The research suggests that only just over half of students feel ‘connected’ to their university. Connectedness is a wider and more nuanced concept than student experience because it signals a whole range of propensities from supporting the university more generally, being prepared to help it out or give it the benefit of doubt when things go wrong, to getting actively involved in the university’s success. But it goes further than this because this new research indicates that connected students are more likely to trust their university, and when they trust their university, they will be more likely to seek support with emotional and wellbeing issues as well as more prosaic issues such as academic or financial support.
Feeling connected and trusting the university will also help overcome the lack of confidence and shyness that respondents cited as some of the key barriers that stop them from accessing support. This is important as 63 per cent of respondents reported to have kept their mental wellbeing concerns to themselves in the last year, without seeking help from their university. With the findings showing that third year respondents are more likely than both second and first year students to keep concerns around anxiety, stress, depression, and academic and financial issues to themselves, trust and self-confidence seems to erode rather than deepen as students progress through their courses. Unsurprisingly, students with disabilities are even more likely to hold back from asking for help.
While many of the findings in this report ring true, there are a few key questions that universities will want to address. First is why trust and confidence in student support services seems to decline in the second and third years of study. Are universities focussing their energies into inducting and connecting with their new students at the expense of supporting second and later years? Or are students themselves becoming more mature and independent and therefore less likely to seek help? Either way, if universities want students to feel connected throughout their study years, it’s important that active engagement doesn’t tail off, especially as students further through their studies will have more exam and assessment worries as well as anxieties about finding a job after graduation.
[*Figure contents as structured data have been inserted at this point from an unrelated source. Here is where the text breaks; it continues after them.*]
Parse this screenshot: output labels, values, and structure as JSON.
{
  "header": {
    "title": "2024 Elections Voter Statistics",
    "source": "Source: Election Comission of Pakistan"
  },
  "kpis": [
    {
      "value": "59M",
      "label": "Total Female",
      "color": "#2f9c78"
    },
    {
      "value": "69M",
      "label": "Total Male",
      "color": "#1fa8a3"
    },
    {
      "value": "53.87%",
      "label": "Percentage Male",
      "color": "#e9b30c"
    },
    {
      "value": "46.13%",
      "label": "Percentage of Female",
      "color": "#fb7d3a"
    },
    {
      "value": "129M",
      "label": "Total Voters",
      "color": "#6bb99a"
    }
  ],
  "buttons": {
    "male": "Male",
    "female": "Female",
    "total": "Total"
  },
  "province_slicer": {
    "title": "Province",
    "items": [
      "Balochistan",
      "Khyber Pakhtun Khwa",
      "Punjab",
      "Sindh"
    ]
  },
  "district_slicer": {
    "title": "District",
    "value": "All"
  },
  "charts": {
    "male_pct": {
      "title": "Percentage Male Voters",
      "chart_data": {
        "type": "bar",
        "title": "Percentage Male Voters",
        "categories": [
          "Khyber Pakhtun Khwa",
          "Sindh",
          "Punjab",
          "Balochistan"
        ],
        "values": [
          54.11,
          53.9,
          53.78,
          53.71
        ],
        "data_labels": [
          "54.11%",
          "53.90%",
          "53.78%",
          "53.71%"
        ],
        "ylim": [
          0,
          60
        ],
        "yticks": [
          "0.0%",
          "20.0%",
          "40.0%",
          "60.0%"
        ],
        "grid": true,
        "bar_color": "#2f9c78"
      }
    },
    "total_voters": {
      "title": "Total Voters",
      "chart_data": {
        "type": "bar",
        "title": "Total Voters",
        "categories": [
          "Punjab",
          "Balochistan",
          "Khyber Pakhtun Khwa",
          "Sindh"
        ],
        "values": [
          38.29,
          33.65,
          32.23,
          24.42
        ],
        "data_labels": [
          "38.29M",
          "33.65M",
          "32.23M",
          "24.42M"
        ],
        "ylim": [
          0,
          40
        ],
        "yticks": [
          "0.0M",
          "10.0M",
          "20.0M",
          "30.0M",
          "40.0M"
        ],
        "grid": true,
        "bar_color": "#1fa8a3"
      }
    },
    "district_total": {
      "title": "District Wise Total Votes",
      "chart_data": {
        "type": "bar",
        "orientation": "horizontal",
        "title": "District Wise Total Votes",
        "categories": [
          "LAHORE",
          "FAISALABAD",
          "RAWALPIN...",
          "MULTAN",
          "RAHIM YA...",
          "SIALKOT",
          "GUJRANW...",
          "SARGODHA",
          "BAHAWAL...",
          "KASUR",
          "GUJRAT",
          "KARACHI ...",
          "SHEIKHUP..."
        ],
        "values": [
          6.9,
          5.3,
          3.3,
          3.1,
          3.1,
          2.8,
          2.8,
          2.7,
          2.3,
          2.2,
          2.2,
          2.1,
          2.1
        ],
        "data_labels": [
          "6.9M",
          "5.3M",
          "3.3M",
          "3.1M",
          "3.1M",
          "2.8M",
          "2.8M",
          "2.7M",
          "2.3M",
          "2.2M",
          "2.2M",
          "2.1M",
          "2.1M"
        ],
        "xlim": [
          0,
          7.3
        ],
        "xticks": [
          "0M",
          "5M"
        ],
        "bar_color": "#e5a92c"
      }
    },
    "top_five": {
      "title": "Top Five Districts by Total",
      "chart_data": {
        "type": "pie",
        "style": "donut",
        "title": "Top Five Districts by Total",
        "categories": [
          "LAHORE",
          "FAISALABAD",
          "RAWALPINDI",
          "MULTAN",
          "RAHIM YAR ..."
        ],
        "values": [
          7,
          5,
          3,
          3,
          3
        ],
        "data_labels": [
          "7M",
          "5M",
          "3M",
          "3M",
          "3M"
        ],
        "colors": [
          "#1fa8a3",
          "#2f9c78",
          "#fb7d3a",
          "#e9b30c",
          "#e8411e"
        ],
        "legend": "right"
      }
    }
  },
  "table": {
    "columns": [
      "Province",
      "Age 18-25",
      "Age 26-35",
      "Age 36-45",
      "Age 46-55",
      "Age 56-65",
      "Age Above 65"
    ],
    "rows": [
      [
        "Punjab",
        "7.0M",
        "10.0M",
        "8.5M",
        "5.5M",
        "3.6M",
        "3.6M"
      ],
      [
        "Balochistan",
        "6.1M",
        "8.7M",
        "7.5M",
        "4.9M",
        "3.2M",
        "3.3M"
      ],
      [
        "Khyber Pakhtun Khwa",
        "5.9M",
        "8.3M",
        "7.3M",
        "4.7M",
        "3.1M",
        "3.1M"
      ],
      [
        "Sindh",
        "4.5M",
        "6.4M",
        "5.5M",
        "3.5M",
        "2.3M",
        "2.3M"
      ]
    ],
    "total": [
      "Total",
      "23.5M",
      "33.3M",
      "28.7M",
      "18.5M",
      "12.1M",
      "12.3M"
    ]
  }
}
Also buried in the report is an astonishingly low engagement level with student unions (which also score relatively poorly on the National Student Survey). Given that peer support is often the first port of call for students in distress, it’s worrying that only 12 per cent of respondents said they trusted their student union and only 3 per cent would go to them for information and support.
Friends and family remain the most trusted source of support for students for a range of anxieties and concerns but it’s worth noting that students are also likely to turn to online resources. The anonymity of online help is often a draw for students shy or lacking in confidence to seek face to face help, and universities will do well to provide a mix of resources that students can use. With universities across the sector reporting huge increases in demand for student support services, online resources and apps can be vital in making sure that students know about and connect with their university services when they need help.